Tech companies surged to record highs yesterday, with Amazon stock closing 2% higher at just below $2,498.00 per share. The move helped fuel another 2% gain for the NASDAQ, which is now trading within 3% of February’s all-time high.
Amazon stock has rallied over 50% from the lows struck in mid-March and is up 32% since the start of the year. Gains have been fuelled by expectations that the company is well positioned to benefit from shifts in consumer behaviour due to the coronavirus pandemic.
Hedge funds in particular have never been more bullish on AMZN stock.
Holdings increased by 8 million shares in Q1, with the number of bullish positions on AMZN amongst hedge funds rising 25% to 251. Amazon was the number one stock amongst hedge fund managers at the end of December and March.

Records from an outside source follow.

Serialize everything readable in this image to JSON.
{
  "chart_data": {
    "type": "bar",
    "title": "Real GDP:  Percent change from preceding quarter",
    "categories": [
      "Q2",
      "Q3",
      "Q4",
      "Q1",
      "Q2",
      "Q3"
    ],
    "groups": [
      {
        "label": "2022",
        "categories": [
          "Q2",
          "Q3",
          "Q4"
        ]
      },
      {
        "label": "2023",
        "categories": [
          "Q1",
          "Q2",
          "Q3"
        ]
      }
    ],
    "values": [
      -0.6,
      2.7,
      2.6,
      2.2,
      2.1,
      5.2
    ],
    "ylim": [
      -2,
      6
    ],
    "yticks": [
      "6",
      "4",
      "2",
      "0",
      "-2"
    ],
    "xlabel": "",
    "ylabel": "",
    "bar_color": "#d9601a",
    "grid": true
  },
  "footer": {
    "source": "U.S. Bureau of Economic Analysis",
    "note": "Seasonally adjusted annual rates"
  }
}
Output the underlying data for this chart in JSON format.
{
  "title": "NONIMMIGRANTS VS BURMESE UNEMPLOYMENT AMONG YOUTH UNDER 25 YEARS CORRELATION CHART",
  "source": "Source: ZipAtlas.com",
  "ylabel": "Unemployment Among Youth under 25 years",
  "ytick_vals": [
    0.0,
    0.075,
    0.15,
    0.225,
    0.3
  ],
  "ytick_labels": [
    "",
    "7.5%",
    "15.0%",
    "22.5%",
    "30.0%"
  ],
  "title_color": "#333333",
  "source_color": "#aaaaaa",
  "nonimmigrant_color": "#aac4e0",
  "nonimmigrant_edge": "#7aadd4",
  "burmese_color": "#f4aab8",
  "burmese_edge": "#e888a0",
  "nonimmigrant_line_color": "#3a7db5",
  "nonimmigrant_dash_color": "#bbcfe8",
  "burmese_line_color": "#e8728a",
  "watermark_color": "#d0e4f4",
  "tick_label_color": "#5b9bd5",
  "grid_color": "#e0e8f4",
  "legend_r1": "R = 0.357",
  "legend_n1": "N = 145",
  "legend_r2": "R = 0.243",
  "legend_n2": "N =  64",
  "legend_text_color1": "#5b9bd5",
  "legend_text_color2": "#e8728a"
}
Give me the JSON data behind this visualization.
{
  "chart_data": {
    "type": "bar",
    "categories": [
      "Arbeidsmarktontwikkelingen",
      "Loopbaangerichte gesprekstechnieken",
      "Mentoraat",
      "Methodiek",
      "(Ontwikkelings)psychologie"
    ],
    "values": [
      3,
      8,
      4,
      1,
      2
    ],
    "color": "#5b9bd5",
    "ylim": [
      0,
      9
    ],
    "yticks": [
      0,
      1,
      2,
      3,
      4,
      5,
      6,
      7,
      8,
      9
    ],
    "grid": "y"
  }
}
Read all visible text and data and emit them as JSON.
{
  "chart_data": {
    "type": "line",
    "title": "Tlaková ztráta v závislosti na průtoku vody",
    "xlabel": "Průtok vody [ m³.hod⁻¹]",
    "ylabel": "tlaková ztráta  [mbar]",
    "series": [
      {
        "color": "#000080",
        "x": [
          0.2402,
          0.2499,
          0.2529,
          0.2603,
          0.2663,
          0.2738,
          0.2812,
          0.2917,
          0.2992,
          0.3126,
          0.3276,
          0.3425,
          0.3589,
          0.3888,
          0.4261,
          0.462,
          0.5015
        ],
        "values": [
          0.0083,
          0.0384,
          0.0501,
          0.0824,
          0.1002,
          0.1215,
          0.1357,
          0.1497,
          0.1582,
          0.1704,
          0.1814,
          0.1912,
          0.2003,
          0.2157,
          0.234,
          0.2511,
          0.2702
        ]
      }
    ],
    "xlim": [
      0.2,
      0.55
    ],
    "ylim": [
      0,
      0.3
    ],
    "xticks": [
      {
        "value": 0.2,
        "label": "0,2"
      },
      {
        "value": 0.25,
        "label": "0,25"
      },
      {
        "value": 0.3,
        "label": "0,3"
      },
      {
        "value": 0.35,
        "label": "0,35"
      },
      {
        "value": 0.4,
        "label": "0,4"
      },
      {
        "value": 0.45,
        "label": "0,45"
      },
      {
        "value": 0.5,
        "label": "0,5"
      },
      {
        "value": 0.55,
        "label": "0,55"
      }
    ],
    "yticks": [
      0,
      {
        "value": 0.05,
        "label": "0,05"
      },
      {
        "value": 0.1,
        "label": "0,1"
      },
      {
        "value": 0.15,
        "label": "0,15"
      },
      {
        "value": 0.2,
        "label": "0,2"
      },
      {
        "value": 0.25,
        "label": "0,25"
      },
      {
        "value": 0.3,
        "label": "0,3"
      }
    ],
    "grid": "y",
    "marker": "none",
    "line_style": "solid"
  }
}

Amongst those opening new positions in the first quarter were Jorge Lemann of 3G Capital Partners, Brad Gerstner of Altimeter Capital Management, and David Tepper of Appaloosa Management.
Social distancing, lockdown measures, and supply shortages in bricks-and-mortar retailers drove consumers online during the first quarter, helping push Amazon sales up 18% internationally and 29% for North America. Q1 earnings, released at the end of April, showed revenue of $75.5 billion and earnings per share of $5.01 for the first three months of 2020; revenue was higher than estimates, while EPS fell short.
Amazon’s Web Services cloud computing business saw sales grow 33% during the period, surpassing the $10 billion mark for the first time. Sales growth continues to slow, but the shift to homeworking could see many more businesses needing to harness the power of the cloud to keep operations running, and this could be a long-term shift in business culture rather than a temporary measure.
Subscriptions to Amazon Prime were up as well; the combination of expedited shipping and video and music streaming proving an offer that is hard to resist while stuck at home. Advertising revenues also climbed, growing 33% to over $3.9 billion. Here, again, Amazon is set to benefit as businesses adapt to the pandemic; more marketing spend is being directed online as other channels, such as event sponsorship, dry up.
However, Amazon is known to spend big, and it looks like Q2 will be no exception. On the Q1 conference call, Jeff Bezos told investors that he expected to spend the $4 billion or more in estimated operating profit from Q2 on “Covid-related expenses getting products to customers and keeping employees safe”. The stock had fallen after hours, but fund managers are betting that the costs will help Amazon to operate more effectively under “new normal” conditions going forward.
Amazon holds a “Strong Buy” rating amongst Wall Street analysts, with a price target of $2,673.17 representing a 7% upside. Only one of 41 analysts covered by our Analyst Recommendations tool has a “Sell” rating on the stock.